OLG-Urteil: Trennungsjahr und gemeinsame Wohnung bilden keinen Widerspruch
Paare, die sich scheiden lassen wollen, müssen mindestens ein Jahr getrennt voneinander leben. Wie dieses Getrenntleben aber konkret aussehen muss, ist familienrechtlich umstritten. Das Oberlandesgericht (OLG) Frankfurt am Main hat mit einer neuen Entscheidung den Weg für ein progressiveres Verständnis von Trennung geebnet. Denn: Paare dürfen im Trennungsjahr die gemeinsame Wohnung teilen.
Trennung trotz gemeinsamer Wohnung?
Im Verfahren vor dem OLG ging es eigentlich “nur” um Auskunftsansprüche, die die getrennt lebenden Ehegatten gegeneinander haben: §1379 des Bürgerlichen Gesetzbuches (BGB) regelt, dass die Ehepartner im Fall einer Trennung bzw. Scheidung ihr Hab und Gut zum Zeitpunkt der Trennung offenlegen müssen. Hintergrund für diese Regelung ist eine möglichst reibungslose und wahrheitsgetreue Abwicklung der Vermögensaufteilung.
Nun waren sich die Eheleute aber über den Zeitpunkt der Trennung uneins. Der Ehemann hat ein wesentlich späteres Datum als Trennungszeitpunkt genannt als seine Ehegattin. Offenbar wohnten beide nach wie vor zusammen mit ihren drei minderjährigen Kindern im gemeinsam gekauften Haus, aßen als Familie regelmäßig Mittag und erledigten immer mal wieder Einkäufe für den jeweils anderen.
Die Frage, die sich das Gericht daher stellen musste, war: Schließen sich ein Trennungsjahr und eine gemeinsame Wohnung nun aus?

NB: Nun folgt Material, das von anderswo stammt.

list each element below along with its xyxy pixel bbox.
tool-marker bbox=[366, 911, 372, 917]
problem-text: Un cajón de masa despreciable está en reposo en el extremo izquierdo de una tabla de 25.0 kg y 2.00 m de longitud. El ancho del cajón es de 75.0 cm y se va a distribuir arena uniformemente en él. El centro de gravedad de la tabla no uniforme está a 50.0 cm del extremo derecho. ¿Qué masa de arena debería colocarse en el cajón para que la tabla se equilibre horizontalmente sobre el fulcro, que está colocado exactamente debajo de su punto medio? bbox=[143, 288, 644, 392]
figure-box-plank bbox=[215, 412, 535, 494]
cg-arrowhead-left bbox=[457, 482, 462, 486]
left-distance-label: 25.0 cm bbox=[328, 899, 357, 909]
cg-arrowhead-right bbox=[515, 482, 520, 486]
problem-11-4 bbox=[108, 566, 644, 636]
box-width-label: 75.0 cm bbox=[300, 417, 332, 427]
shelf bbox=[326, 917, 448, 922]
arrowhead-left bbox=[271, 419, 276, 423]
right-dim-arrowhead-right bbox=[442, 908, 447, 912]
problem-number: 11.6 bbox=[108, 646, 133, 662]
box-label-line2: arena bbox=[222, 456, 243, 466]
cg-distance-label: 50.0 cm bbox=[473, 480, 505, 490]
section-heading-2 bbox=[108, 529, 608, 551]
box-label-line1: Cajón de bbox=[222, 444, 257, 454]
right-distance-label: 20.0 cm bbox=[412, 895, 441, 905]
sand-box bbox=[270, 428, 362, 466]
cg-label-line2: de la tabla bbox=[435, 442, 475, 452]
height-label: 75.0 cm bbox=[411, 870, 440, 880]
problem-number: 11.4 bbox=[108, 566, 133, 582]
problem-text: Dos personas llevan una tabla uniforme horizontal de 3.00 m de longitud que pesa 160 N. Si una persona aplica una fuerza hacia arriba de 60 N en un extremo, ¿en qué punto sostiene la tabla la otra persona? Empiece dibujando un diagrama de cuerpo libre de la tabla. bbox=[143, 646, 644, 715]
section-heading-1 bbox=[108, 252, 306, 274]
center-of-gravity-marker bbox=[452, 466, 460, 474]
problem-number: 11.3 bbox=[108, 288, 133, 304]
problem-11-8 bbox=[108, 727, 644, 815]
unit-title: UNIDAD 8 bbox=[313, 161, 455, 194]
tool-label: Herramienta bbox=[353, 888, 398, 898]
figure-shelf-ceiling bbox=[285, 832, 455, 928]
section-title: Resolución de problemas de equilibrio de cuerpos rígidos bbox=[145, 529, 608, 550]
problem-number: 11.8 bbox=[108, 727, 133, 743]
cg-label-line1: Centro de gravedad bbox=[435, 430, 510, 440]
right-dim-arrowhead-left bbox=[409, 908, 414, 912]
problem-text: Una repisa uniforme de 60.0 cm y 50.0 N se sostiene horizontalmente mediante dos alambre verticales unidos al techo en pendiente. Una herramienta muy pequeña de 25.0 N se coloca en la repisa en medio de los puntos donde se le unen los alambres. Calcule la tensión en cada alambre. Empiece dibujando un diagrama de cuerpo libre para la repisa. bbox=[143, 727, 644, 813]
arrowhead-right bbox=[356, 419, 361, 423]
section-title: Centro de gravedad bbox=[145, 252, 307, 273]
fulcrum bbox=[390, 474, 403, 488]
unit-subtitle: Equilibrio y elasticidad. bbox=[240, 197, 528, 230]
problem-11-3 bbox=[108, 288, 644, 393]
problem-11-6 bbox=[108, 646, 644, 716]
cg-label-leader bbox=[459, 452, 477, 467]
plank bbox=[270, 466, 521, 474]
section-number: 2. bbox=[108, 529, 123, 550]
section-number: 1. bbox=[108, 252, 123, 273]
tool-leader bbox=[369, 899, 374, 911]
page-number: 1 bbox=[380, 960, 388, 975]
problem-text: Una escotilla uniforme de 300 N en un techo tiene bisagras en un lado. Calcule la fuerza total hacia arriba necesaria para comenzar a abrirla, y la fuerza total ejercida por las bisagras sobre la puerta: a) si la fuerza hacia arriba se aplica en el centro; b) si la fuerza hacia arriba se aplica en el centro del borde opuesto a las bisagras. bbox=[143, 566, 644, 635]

Trennung ist nicht zwingend räumlich gemeint
Das OLG verneint dies. In der Pressemitteilung des Gerichts heißt es wörtlich:
“Dabei sei es [für eine Trennung] nicht erforderlich, dass ein Ehegatte aus der ehelichen Wohnung ausziehe. Ausreichend sei, wenn die Ehegatten innerhalb der ehelichen Wohnung getrennt lebten. Es bedürfe keiner ‚vollkommenen Trennung‘.”
Pressemitteilung OLG Frankfurt am Main, Nr. 19/2024
Nach Auffassung der OLG-Richter reicht ein „der räumlichen Situation entsprechendes Höchstmaß der Trennung“ aus. Was genau hinter dieser schwammigen Formulierung steckt, versucht das Gericht anhand von drei wesentlichen Kriterien festzumachen:
- Getrenntes Wohnen und Schlafen, das auch nach außen erkennbar ist
- Ein getrennter Haushalt
- Keine enge persönliche Beziehung zueinander
Sind all diese Punkte erfüllt, liegt ein Trennungsjahr vor – die gemeinsame Wohnung dürfen beide trotzdem weiterhin bewohnen.
Trennungswille nach außen erkennbar
Im Fall des Ehepaares sah das Gericht keinen Grund, eine Trennung trotz gemeinsamer Wohnung zu verneinen. Beide Parteien haben im Verfahren bestätigt, dass der Ehemann im Keller ein eigenes Schlaf- und Badezimmer hatte und dass es auch sonst kaum Berührungspunkte zwischen den Ehegatten gab.
Zwar gab es vereinzelte Einkäufe, Erledigungen und regelmäßig ein gemeinsames Essen mit den Kindern. Dies alles sei aber Ausdruck allgemeiner Höflichkeit und Hilfsbereitschaft, wie sie auch in nichtehelichen Wohn- und Lebensgemeinschaften zu finden sind. Einer Trennung stehen sie jedenfalls nicht im Weg, so das Gericht abschließend.
Änderung der räumlichen Trennung ist überfällig
Macht diese Rechtsprechungspraxis des OLG Schule, dürfte das friedliche und am Kindeswohl orientierte Trennungsprozesse deutlich vereinfachen. Verneinen Familiengerichte dagegen ein Trennungsjahr, sobald eine gemeinsame Wohnung im Spiel ist, könnte ein Elternteil sich dazu gezwungen sehen, auszuziehen.
Dass daraus wiederum weitere Streitpunkte zu Umgangs- und Sorgerechten resultieren, die nicht nur die Beziehung zwischen den Eltern, sondern auch zu den Kindern belasten, liegt nahe. Vermutlich ist das ein weiterer Grund, warum das OLG Frankfurt an der bisherigen Rechtsprechung rütteln will.